B12 deficiency adds an entirely different layer. Because B12 is essential for nerve function and red blood cell production, low levels can cause fatigue, weakness, numbness or tingling in the hands and feet, difficulty with balance, memory problems, and mood changes. These neurological symptoms are what often prompt the blood test that uncovers the deficiency, and the deficiency then leads doctors to investigate the stomach.
How B12 Deficiency Is Diagnosed
A standard blood test measures serum B12 levels. A reading above 300 pg/mL is considered normal. Levels between 200 and 300 pg/mL fall into a borderline range where additional testing can help clarify the picture. Below 200 pg/mL is classified as deficient.
When B12 deficiency is confirmed, doctors often look for the underlying cause. Blood tests for two types of antibodies can help identify autoimmune gastritis. Antibodies against intrinsic factor are highly specific: if they’re present, autoimmune gastritis is almost certainly the cause. However, these antibodies are only detected in about 14% of confirmed cases, so a negative result doesn’t rule it out. Antibodies against parietal cells are found more often (sensitivity around 66 to 85%) but are less precise, since they can occasionally appear in other conditions. An endoscopy, where a doctor examines the stomach lining directly and takes tissue samples, remains the most definitive way to confirm atrophic gastritis.

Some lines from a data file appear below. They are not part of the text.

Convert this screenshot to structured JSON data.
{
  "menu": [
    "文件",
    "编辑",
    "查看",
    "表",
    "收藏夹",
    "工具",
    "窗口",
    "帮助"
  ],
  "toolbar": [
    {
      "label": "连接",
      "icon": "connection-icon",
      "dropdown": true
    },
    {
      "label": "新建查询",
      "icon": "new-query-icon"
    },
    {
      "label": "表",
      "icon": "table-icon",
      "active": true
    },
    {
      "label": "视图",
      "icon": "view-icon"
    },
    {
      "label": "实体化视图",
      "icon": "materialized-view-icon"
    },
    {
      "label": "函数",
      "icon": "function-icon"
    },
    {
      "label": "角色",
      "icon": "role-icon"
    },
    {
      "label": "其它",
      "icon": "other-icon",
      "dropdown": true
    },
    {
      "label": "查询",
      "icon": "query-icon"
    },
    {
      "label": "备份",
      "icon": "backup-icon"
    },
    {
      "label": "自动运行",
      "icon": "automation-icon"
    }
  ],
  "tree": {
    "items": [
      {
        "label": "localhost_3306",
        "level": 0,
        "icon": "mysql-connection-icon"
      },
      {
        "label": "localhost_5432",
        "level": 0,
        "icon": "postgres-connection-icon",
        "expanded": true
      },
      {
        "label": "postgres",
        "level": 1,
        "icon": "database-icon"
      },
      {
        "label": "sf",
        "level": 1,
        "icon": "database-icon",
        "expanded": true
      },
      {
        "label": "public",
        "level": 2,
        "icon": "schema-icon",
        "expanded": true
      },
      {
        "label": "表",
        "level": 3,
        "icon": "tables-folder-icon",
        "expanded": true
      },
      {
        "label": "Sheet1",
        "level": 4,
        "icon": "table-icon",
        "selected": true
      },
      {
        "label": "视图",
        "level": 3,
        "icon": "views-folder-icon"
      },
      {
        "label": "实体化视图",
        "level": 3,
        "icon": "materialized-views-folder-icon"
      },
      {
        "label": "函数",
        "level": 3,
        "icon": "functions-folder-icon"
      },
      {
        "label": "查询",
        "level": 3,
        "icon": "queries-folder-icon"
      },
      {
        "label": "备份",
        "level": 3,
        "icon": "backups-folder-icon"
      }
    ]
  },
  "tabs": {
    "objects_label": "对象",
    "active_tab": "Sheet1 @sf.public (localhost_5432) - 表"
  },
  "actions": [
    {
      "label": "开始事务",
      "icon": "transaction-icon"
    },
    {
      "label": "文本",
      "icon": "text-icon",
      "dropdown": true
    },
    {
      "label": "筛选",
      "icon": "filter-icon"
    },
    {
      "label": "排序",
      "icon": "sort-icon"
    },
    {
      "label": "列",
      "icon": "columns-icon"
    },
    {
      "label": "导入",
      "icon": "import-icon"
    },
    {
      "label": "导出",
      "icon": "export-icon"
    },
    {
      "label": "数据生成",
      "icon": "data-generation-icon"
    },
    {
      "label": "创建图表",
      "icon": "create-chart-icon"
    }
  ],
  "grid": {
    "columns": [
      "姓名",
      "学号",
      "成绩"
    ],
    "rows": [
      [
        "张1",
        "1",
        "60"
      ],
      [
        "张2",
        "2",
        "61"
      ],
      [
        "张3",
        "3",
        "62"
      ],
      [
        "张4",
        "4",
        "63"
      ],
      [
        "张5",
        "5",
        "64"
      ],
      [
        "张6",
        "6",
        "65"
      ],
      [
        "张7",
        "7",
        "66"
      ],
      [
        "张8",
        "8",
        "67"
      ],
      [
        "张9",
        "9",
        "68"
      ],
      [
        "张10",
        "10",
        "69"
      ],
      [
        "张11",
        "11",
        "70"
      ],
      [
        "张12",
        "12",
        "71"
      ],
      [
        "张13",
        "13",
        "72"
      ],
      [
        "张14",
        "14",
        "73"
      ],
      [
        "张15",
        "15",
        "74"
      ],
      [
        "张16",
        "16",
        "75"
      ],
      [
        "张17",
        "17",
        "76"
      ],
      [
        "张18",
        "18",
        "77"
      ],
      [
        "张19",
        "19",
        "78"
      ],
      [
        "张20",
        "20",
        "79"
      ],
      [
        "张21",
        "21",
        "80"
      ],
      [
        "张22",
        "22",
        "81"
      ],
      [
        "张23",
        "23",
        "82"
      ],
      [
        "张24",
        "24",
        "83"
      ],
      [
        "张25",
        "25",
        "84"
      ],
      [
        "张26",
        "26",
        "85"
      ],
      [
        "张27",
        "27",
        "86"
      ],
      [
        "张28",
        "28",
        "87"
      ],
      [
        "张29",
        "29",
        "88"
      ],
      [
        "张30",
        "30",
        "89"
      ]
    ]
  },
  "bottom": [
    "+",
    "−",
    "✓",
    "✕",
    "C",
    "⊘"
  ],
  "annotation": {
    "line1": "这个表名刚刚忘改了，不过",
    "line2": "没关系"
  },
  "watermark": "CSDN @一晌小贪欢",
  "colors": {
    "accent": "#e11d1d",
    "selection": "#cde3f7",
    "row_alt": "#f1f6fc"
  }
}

Why the Gastric Cancer Connection Matters
Chronic atrophic gastritis is a recognized risk factor for a type of stomach cancer called non-cardia gastric adenocarcinoma. A prospective study found that people with the lowest B12 levels had a 5.8-fold increased risk of developing this cancer compared to those with the highest levels. The researchers noted that low B12 may serve as a blood marker for the atrophic gastritis that precedes cancer, potentially a stronger signal than other markers like pepsinogen that doctors currently use. This doesn’t mean B12 deficiency causes cancer. It means persistent B12 deficiency can be a warning sign that significant stomach lining damage has already occurred, and that damage carries its own risks.
Treatment and Recovery
Because the stomach itself is the problem, simply taking oral B12 supplements doesn’t always work, especially when intrinsic factor is missing. Many people with autoimmune gastritis need B12 injections that bypass the digestive system entirely. However, research on high-dose oral supplementation in pernicious anemia has shown that enough B12 can be absorbed through passive diffusion (a process that doesn’t require intrinsic factor) to correct the deficiency in some patients.

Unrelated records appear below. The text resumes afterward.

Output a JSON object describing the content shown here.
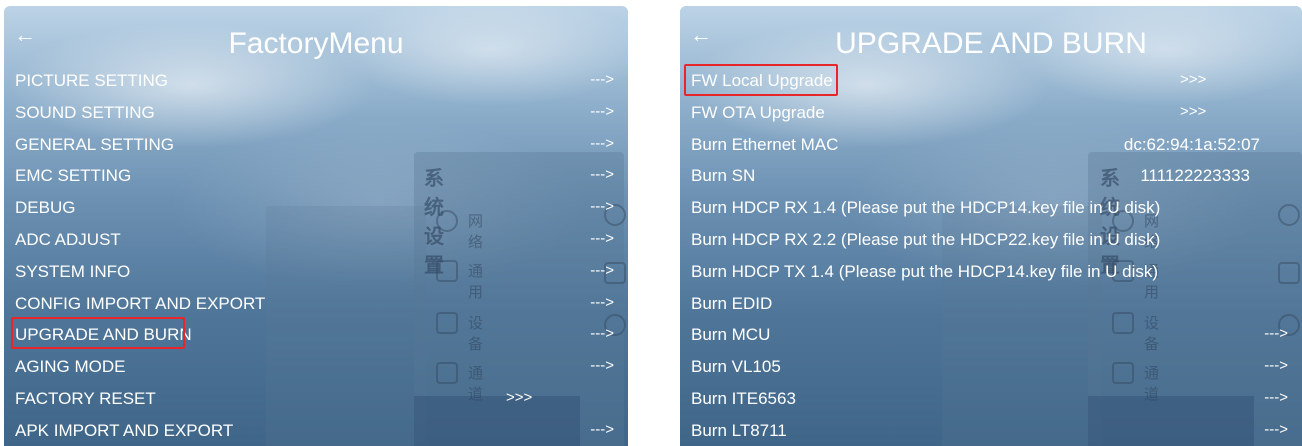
{
  "left": {
    "title": "FactoryMenu",
    "back_icon": "back-arrow-icon",
    "background_widget": {
      "title": "系统设置",
      "items": [
        "网络",
        "通用",
        "设备",
        "通道"
      ]
    },
    "items": [
      {
        "label": "PICTURE SETTING",
        "value": "--->"
      },
      {
        "label": "SOUND SETTING",
        "value": "--->"
      },
      {
        "label": "GENERAL SETTING",
        "value": "--->"
      },
      {
        "label": "EMC SETTING",
        "value": "--->"
      },
      {
        "label": "DEBUG",
        "value": "--->"
      },
      {
        "label": "ADC ADJUST",
        "value": "--->"
      },
      {
        "label": "SYSTEM INFO",
        "value": "--->"
      },
      {
        "label": "CONFIG IMPORT AND EXPORT",
        "value": "--->"
      },
      {
        "label": "UPGRADE AND BURN",
        "value": "--->"
      },
      {
        "label": "AGING MODE",
        "value": "--->"
      },
      {
        "label": "FACTORY RESET",
        "value": ">>>"
      },
      {
        "label": "APK IMPORT AND EXPORT",
        "value": "--->"
      }
    ],
    "highlighted": "UPGRADE AND BURN"
  },
  "right": {
    "title": "UPGRADE AND BURN",
    "back_icon": "back-arrow-icon",
    "background_widget": {
      "title": "系统设置",
      "items": [
        "网络",
        "通用",
        "设备",
        "通道"
      ]
    },
    "items": [
      {
        "label": "FW Local Upgrade",
        "value": ">>>"
      },
      {
        "label": "FW OTA Upgrade",
        "value": ">>>"
      },
      {
        "label": "Burn Ethernet MAC",
        "value": "dc:62:94:1a:52:07"
      },
      {
        "label": "Burn SN",
        "value": "111122223333"
      },
      {
        "label": "Burn HDCP RX 1.4 (Please put the HDCP14.key file in U disk)",
        "value": ""
      },
      {
        "label": "Burn HDCP RX 2.2 (Please put the HDCP22.key file in U disk)",
        "value": ""
      },
      {
        "label": "Burn HDCP TX 1.4 (Please put the HDCP14.key file in U disk)",
        "value": ""
      },
      {
        "label": "Burn EDID",
        "value": ""
      },
      {
        "label": "Burn MCU",
        "value": "--->"
      },
      {
        "label": "Burn VL105",
        "value": "--->"
      },
      {
        "label": "Burn ITE6563",
        "value": "--->"
      },
      {
        "label": "Burn LT8711",
        "value": "--->"
      }
    ],
    "highlighted": "FW Local Upgrade"
  },
  "colors": {
    "highlight_border": "#e8262a",
    "text": "#ffffff"
  }
}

Once treatment begins, recovery follows a general timeline. Blood-related abnormalities like anemia tend to improve within about a month. Mucosal symptoms, those related to the lining of the mouth and digestive tract, typically resolve within about four months. Neurological symptoms can take longer and may not fully reverse if the deficiency was severe or prolonged, which is why catching it early matters.

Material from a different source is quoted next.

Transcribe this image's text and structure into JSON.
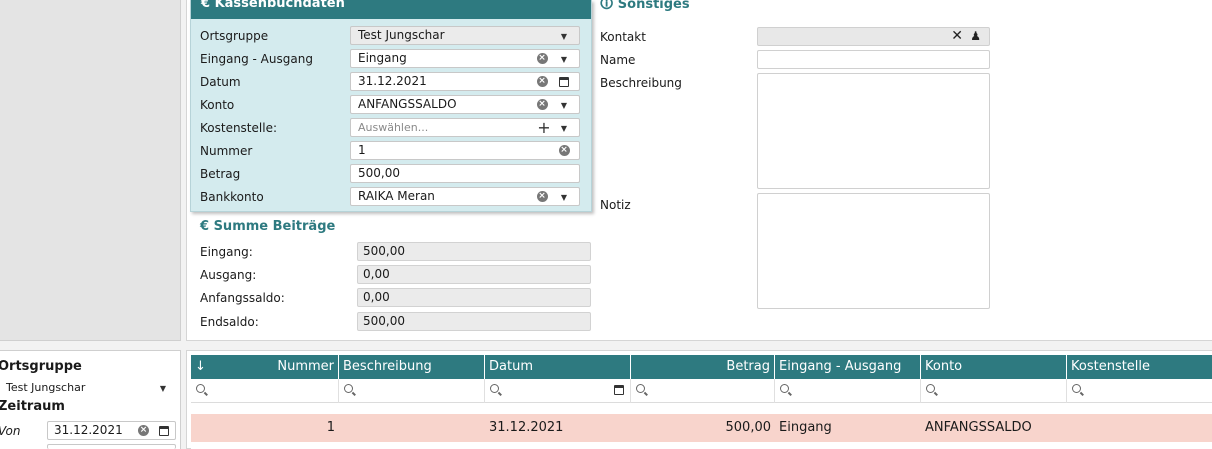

If H. pylori is the underlying cause, treating the infection with antibiotics can halt further damage to the stomach lining and may restore some absorptive capacity over time. For autoimmune gastritis, there’s no way to stop the immune system’s attack on parietal cells, so B12 supplementation is usually lifelong. Regular monitoring for both B12 levels and stomach health is standard care, given the long-term risks associated with chronic atrophic gastritis.